Her Tibbetts Brook project began with a series of walks along the currently hidden Bronx waterway, led by scientists, artists, historians, and community leaders. It’s grown to combine urban planning, ecological restoration, a locally-sourced audio tour, and more. I participated in the community tapestry project, in a very small way, and it was beautiful. We were each sent a square of burlap and other supplies, along with a map showing which part of the brook we were working on. On Zoom calls and in private, we embroidered native plants and street scapes, then sent in our squares to be combined into the final piece. To be thinking of regeneration while making art in community with others during the pandemic was a gift—I’ll forever be grateful.
Miss’s body of work is large and complex, and defies traditional art history and authorship models. If I met you in person I would not shut up about her!!!! Luckily MoMA just put up this video of her talking about her practice, which is a good introduction.
To learn more about Mary Miss, you can visit her website, and her City as Living Laboratory, which organizes and funds artist-led sustainability projects. Like her, they lack pretension and offer lots of ways to participate, whether just by viewing, or going on a walk, or imagining how place functions in your life.
Deep Links
Magazines aren’t all the way out. Great editors like Kaitlyn Greenidge still commission great pieces like “Heat Is Not a Metaphor,” by Alexis Pauline Gumbel, author of Undrowned: Black Feminist Lessons From Marine Mammals. Don’t miss it.
I enjoyed this David Lynch PSA on littering.
Christy DeGallerie, who wrote this wrenching, loving piece in the NYT about the weight of a mother’s dreams, also has a substack called Really Bad Taste, check it out.
Tyler Mitchell, who was the first Black photographer to shoot a Vogue cover when he photographed Beyoncé in September 2018, did an episode of the David Zwirner podcast with Antwaun Sargent that’s worth listening to.

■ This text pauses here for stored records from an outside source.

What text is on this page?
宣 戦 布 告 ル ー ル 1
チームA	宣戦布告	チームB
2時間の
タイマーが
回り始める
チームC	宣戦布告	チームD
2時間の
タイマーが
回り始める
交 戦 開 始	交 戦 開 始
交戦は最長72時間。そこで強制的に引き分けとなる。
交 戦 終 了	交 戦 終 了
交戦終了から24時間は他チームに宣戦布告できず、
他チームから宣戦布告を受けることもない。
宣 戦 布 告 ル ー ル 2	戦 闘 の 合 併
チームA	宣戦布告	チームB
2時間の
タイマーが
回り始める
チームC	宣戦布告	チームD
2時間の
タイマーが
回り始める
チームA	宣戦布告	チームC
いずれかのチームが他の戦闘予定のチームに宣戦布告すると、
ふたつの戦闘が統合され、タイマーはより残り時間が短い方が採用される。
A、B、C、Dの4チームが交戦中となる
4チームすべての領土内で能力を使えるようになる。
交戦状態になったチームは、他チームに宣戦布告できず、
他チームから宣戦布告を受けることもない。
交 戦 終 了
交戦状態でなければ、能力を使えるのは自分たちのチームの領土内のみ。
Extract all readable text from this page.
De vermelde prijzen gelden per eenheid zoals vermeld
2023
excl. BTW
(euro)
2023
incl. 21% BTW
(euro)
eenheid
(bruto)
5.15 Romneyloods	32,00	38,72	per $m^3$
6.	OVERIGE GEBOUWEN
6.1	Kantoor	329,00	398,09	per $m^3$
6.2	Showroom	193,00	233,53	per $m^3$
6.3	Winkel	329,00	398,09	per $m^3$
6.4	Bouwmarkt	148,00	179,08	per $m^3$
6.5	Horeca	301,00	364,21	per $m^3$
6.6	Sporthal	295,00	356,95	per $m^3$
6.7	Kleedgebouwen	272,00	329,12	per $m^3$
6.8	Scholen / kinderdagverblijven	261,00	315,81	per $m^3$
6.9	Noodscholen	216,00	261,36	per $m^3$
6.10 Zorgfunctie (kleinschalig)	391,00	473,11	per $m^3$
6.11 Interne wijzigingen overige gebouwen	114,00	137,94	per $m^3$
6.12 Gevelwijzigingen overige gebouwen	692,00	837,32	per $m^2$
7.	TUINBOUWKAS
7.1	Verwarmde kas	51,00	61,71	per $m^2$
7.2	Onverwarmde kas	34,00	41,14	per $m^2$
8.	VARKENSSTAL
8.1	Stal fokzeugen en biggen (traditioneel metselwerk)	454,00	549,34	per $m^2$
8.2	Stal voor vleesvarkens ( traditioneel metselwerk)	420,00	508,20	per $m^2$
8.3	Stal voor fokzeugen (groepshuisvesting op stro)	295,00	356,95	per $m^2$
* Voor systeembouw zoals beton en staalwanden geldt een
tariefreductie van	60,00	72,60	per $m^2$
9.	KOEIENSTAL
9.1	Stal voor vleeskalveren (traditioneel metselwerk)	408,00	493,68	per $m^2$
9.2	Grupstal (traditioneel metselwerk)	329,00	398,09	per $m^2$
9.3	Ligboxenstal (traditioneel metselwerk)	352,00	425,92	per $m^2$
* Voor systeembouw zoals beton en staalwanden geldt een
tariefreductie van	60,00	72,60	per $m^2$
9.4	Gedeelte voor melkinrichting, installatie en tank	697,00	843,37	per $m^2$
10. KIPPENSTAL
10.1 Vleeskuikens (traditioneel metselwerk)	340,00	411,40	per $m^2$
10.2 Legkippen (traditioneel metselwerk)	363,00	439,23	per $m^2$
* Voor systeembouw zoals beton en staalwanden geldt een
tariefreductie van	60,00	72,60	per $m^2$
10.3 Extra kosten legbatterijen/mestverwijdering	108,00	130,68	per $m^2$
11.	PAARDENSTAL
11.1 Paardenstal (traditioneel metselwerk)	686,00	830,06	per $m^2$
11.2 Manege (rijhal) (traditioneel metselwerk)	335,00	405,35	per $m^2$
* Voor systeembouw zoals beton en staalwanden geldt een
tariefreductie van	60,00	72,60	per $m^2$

He talks about how the cover came about, how he’s negotiating his career, and both he and Sargent list a dizzying number of incredible photographers I’d mostly never heard of and subsequently had a delightful time discovering.
See everyone Friday!
I'm glad I found your page. I'm pondering a piece on these women myself, since I am right in their age range and their rise influenced me during that same time period. I'd have loved more on the reality of aging (menopause, love/sex, and the dignity/indignity we all will face with our faces).
Thanks for all of this - really loved your take on the Vogue covers. I grew up in the 80s and remember the reign of the super models very well. I have always looked forward to the September issue because the cover is usually something great (gorgeous photo, great or surprising model/celebrity, etc.). I was SO disappointed with this year's and you nailed all the reasons why. Who on earth thought this was the best they could do? What in the world were all of them thinking???? And yes, was it so impossible to believe they could have done some thoughtful interviews with these women about aging?
Just such a missed opportunity all the around. (I couldn't help but think the ghost of Isabella Blow was screaming "WHAT IS WRONG WITH YOU PEOPLE???" Grace Coddington probably had to pour herself a drink when she saw it.)